Un hongre est un mâle castré. Ainsi, on évite les réactions fantaisistes de la jument en chaleur (quelques jours par mois, 6 mois par an), et le comportement dominant, parfois brutal du mâle entier (toute l'année dès qu'il est en présence d'autres chevaux). De plus, certains pays ne laissent pas rentrer sur leur territoire des animaux capables de se reproduire. Enfin, le hongre est mieux accepté par les agriculteurs et cavaliers locaux, ce qui favorise l'intégration.
Il convient aussi de penser aux mules dont les qualités de rusticité et d'endurance ne sont plus à démontrer.
On pensera aussi à quelques autres critères :
Une petite taille (1,35 à 1,50 m), plus facile à nourrir, à harnacher, à monter.
Une certaine générosité au travail.
Un équilibre nerveux face à toute situation imprévue. Le cheval est un animal de proie qui a la peur ancrée en lui. Cette peur peut s'exprimer par des réactions exagérées, brutales pouvant mettre en danger le cavalier ou le meneur à pied.
Où peut-on l'acheter ?
On trouve des chevaux chez les marchands, les éleveurs, les utilisateurs (sports équestres, travail du bétail, randonneurs).
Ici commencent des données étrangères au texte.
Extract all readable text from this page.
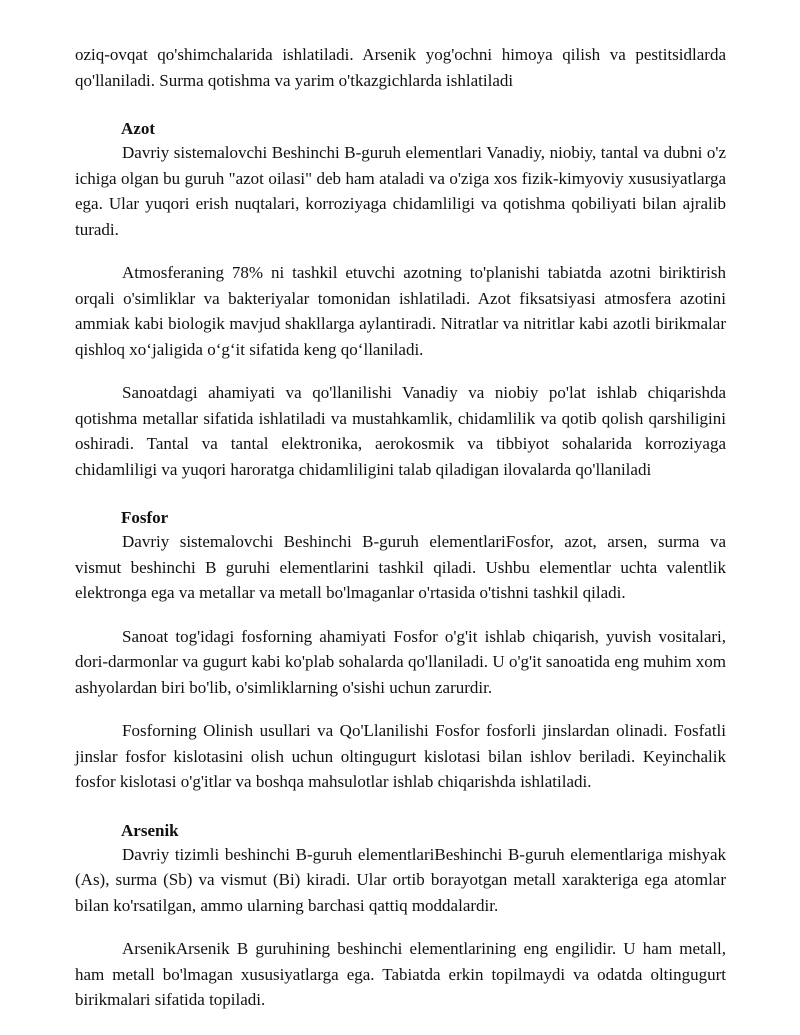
oziq-ovqat qo'shimchalarida ishlatiladi. Arsenik yog'ochni himoya qilish va pestitsidlarda qo'llaniladi. Surma qotishma va yarim o'tkazgichlarda ishlatiladi

Azot

Davriy sistemalovchi Beshinchi B-guruh elementlari Vanadiy, niobiy, tantal va dubni o'z ichiga olgan bu guruh "azot oilasi" deb ham ataladi va o'ziga xos fizik-kimyoviy xususiyatlarga ega. Ular yuqori erish nuqtalari, korroziyaga chidamliligi va qotishma qobiliyati bilan ajralib turadi.

Atmosferaning 78% ni tashkil etuvchi azotning to'planishi tabiatda azotni biriktirish orqali o'simliklar va bakteriyalar tomonidan ishlatiladi. Azot fiksatsiyasi atmosfera azotini ammiak kabi biologik mavjud shakllarga aylantiradi. Nitratlar va nitritlar kabi azotli birikmalar qishloq xo‘jaligida o‘g‘it sifatida keng qo‘llaniladi.

Sanoatdagi ahamiyati va qo'llanilishi Vanadiy va niobiy po'lat ishlab chiqarishda qotishma metallar sifatida ishlatiladi va mustahkamlik, chidamlilik va qotib qolish qarshiligini oshiradi. Tantal va tantal elektronika, aerokosmik va tibbiyot sohalarida korroziyaga chidamliligi va yuqori haroratga chidamliligini talab qiladigan ilovalarda qo'llaniladi

Fosfor

Davriy sistemalovchi Beshinchi B-guruh elementlariFosfor, azot, arsen, surma va vismut beshinchi B guruhi elementlarini tashkil qiladi. Ushbu elementlar uchta valentlik elektronga ega va metallar va metall bo'lmaganlar o'rtasida o'tishni tashkil qiladi.

Sanoat tog'idagi fosforning ahamiyati Fosfor o'g'it ishlab chiqarish, yuvish vositalari, dori-darmonlar va gugurt kabi ko'plab sohalarda qo'llaniladi. U o'g'it sanoatida eng muhim xom ashyolardan biri bo'lib, o'simliklarning o'sishi uchun zarurdir.

Fosforning Olinish usullari va Qo'Llanilishi Fosfor fosforli jinslardan olinadi. Fosfatli jinslar fosfor kislotasini olish uchun oltingugurt kislotasi bilan ishlov beriladi. Keyinchalik fosfor kislotasi o'g'itlar va boshqa mahsulotlar ishlab chiqarishda ishlatiladi.

Arsenik

Davriy tizimli beshinchi B-guruh elementlariBeshinchi B-guruh elementlariga mishyak (As), surma (Sb) va vismut (Bi) kiradi. Ular ortib borayotgan metall xarakteriga ega atomlar bilan ko'rsatilgan, ammo ularning barchasi qattiq moddalardir.

ArsenikArsenik B guruhining beshinchi elementlarining eng engilidir. U ham metall, ham metall bo'lmagan xususiyatlarga ega. Tabiatda erkin topilmaydi va odatda oltingugurt birikmalari sifatida topiladi.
Il est difficile d'acheter de bons chevaux à l'étranger (les bons ne sont pas à vendre), et le débutant à toutes les chances de se voir refiler cher un cheval caractériel ou de santé fragile. Le commerce des chevaux jouit d'une réputation de roublardise parfaitement justifiée. On aura intérêt à se faire conseiller par un ami "homme de cheval" et, si possible, à faire procéder à une visite vétérinaire d'achat.
Quant aux prix, ils sont variables : un bon cheval de voyage vaut 3 000 Euros en France et 300 Euros en Argentine.
Est-il indispensable de prendre un cheval de bât ?
Il existe différentes formules de voyage à cheval.
. Meneur à pied avec cheval de bât :
C'est la formule la plus facile pour un débutant. L'autonomie alimentaire est d'environ une semaine, à condition de trouver de l'herbe tous les jours plusieurs fois par jour.
. Cavalier avec deux chevaux dont l'un porte les bagages :
Débutants s'abstenir. La conduite de deux chevaux demande un certain doigté et de l'expérience. Cette formule permet de voyager dans un certain confort loin de la civilisation.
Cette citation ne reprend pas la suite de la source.